Last week a federal judge ordered the state of Kansas to resume regular funding for Planned Parenthood while the organization sues over the state’s defunding

Last week a federal judge ordered the state of Kansas to resume regular funding for Planned Parenthood while the organization sues over the state’s defunding effort. But because of the way the state carried out the defunding, Planned Parenthood wasn’t the only healthcare provider that lost out.

Dodge City Family Planning was also defunded under Kansas’ new budget provision. Dodge City Family Planning is a non-profit clinic in western Kansas that serves low-income patients and does not provide abortions. It has been around since 1976 and employs two people. It's run by one of them -- Karla Demuth, a nurse practitioner, who sees patients and serves as the clinic’s administrator.

From the AP's coverage last week:

The Dodge City clinic also lost its $39,000 in annual Title X funding after the Legislature passed the new law aimed at cutting funding for Planned Parenthood. ... Karla Demuth, director of the Dodge City Family Planning Clinic, said she got a call Wednesday  from KDHE asking whether the clinic was still open, but received no word on whether the state also will continue to [fund] it.  ... "We are just collateral damage from this," Demuth said.
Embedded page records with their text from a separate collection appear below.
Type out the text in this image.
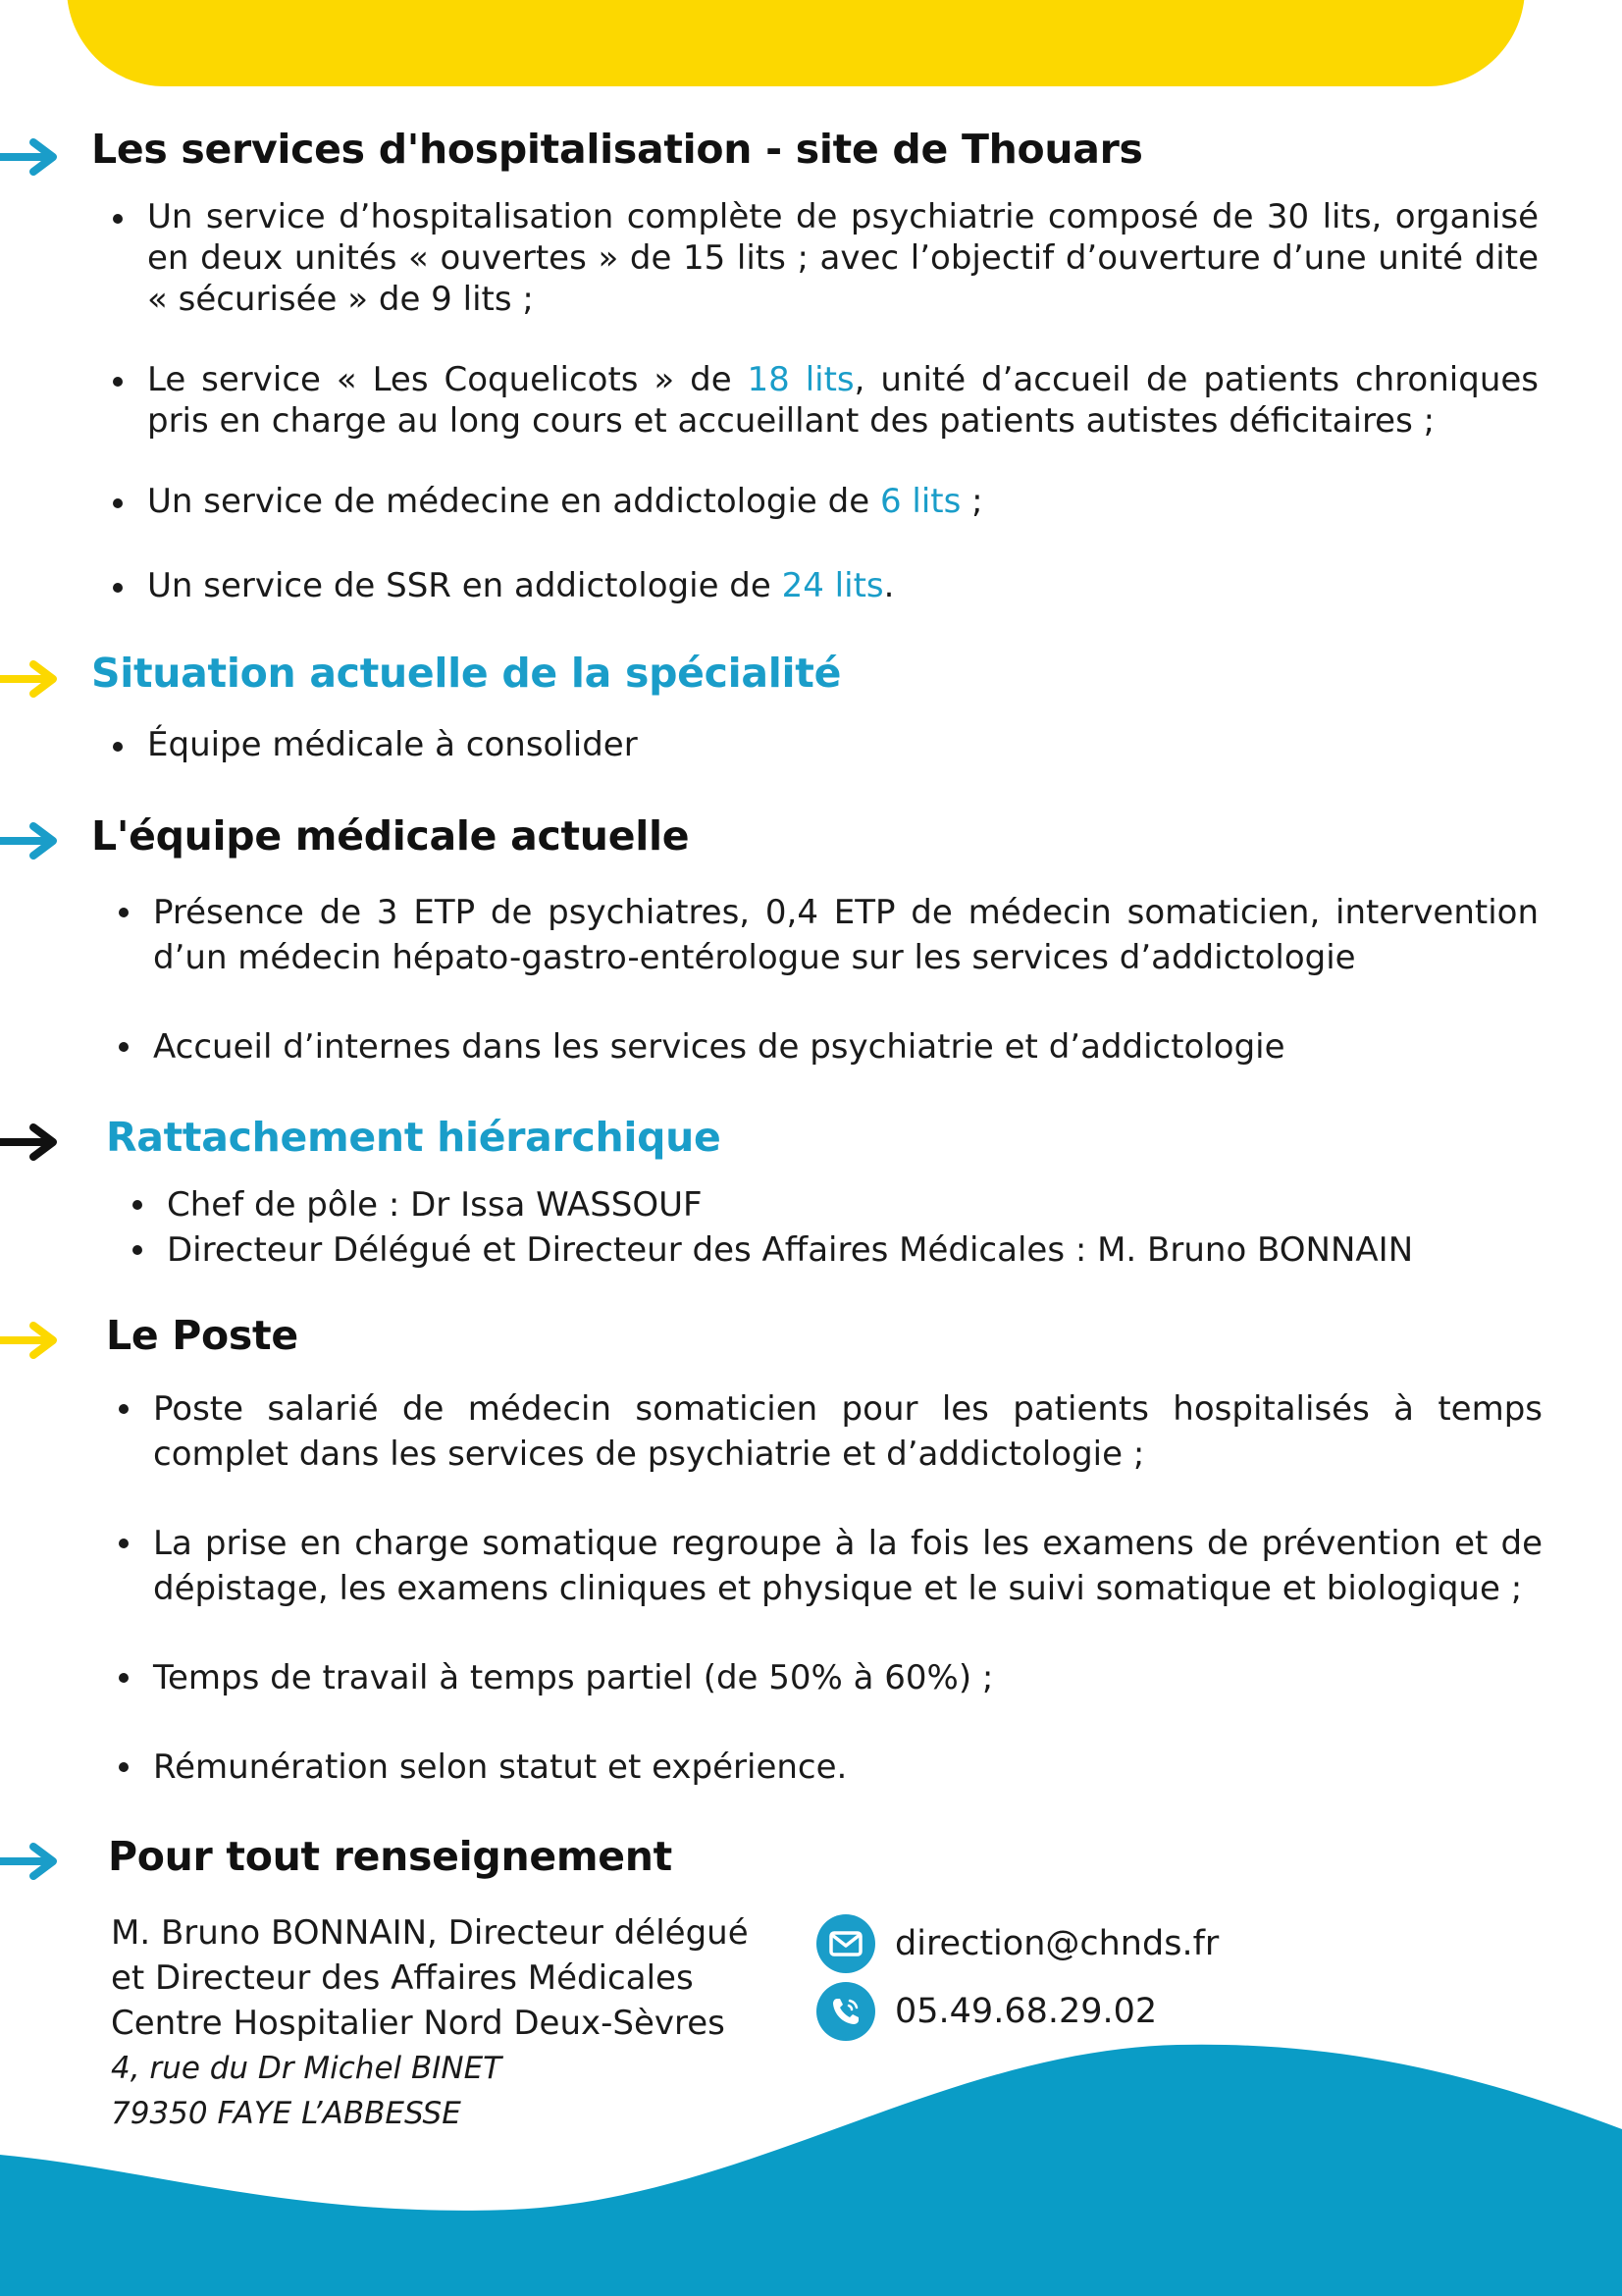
Les services d'hospitalisation - site de Thouars
Un service d’hospitalisation complète de psychiatrie composé de 30 lits, organisé en deux unités « ouvertes » de 15 lits ; avec l’objectif d’ouverture d’une unité dite « sécurisée » de 9 lits ;
Le service « Les Coquelicots » de 18 lits, unité d’accueil de patients chroniques pris en charge au long cours et accueillant des patients autistes déficitaires ;
Un service de médecine en addictologie de 6 lits ;
Un service de SSR en addictologie de 24 lits.
Situation actuelle de la spécialité
Équipe médicale à consolider
L'équipe médicale actuelle
Présence de 3 ETP de psychiatres, 0,4 ETP de médecin somaticien, intervention d’un médecin hépato-gastro-entérologue sur les services d’addictologie
Accueil d’internes dans les services de psychiatrie et d’addictologie
Rattachement hiérarchique
Chef de pôle : Dr Issa WASSOUF
Directeur Délégué et Directeur des Affaires Médicales : M. Bruno BONNAIN
Le Poste
Poste salarié de médecin somaticien pour les patients hospitalisés à temps complet dans les services de psychiatrie et d’addictologie ;
La prise en charge somatique regroupe à la fois les examens de prévention et de dépistage, les examens cliniques et physique et le suivi somatique et biologique ;
Temps de travail à temps partiel (de 50% à 60%) ;
Rémunération selon statut et expérience.
Pour tout renseignement
M. Bruno BONNAIN, Directeur délégué
et Directeur des Affaires Médicales
Centre Hospitalier Nord Deux-Sèvres
4, rue du Dr Michel BINET
79350 FAYE L’ABBESSE
direction@chnds.fr
05.49.68.29.02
We spoke with Karla Demuth today. She says the clinic hasn't received funding from the state since the end of June, and she and the other employee haven't been paid since July. But they’ve kept the clinic open all along, without changes in service and continuing to offer a sliding fee scale to low-income patients. The money from those fees has been enough “to keep the lights on and the utilities running and medical supplies coming in. That’s what’s keeping the doors open, but it’s not enough to compensate employees,” she says.

Part of what’s motivating Demuth to keep "plugging along" is that she doesn’t think her patients have anywhere else to go for affordable care. “I don’t have any place to send them. I don’t have any options for them," she says. "I can’t just close the doors and tell them, ‘Sorry, I don’t care.’”


Demuth says she doesn’t know how much longer she can keep this up. She is looking for another job. “Our biggest fear is, we close tomorrow and the money is available next week," she says. The clinic hasn’t been as busy lately because, she suspects, people assume it has already closed. But then, there are the people who do come in: “All my patients keep saying, ‘I’m so glad you’re here, I was afraid you wouldn’t be here when I called.’”

Demuth says she has reached out to the Kansas Department of Health and Environment to find out what's happening with the clinic's funding. But as of today, she hasn’t heard anything back. “I just picked up the mail today and there was no check.”

We reached out to KDHE as well. "Any decision on that particular funding is pending," says communications director Miranda Myrick. Then she points us to the ongoing lawsuit filed by Planned Parenthood.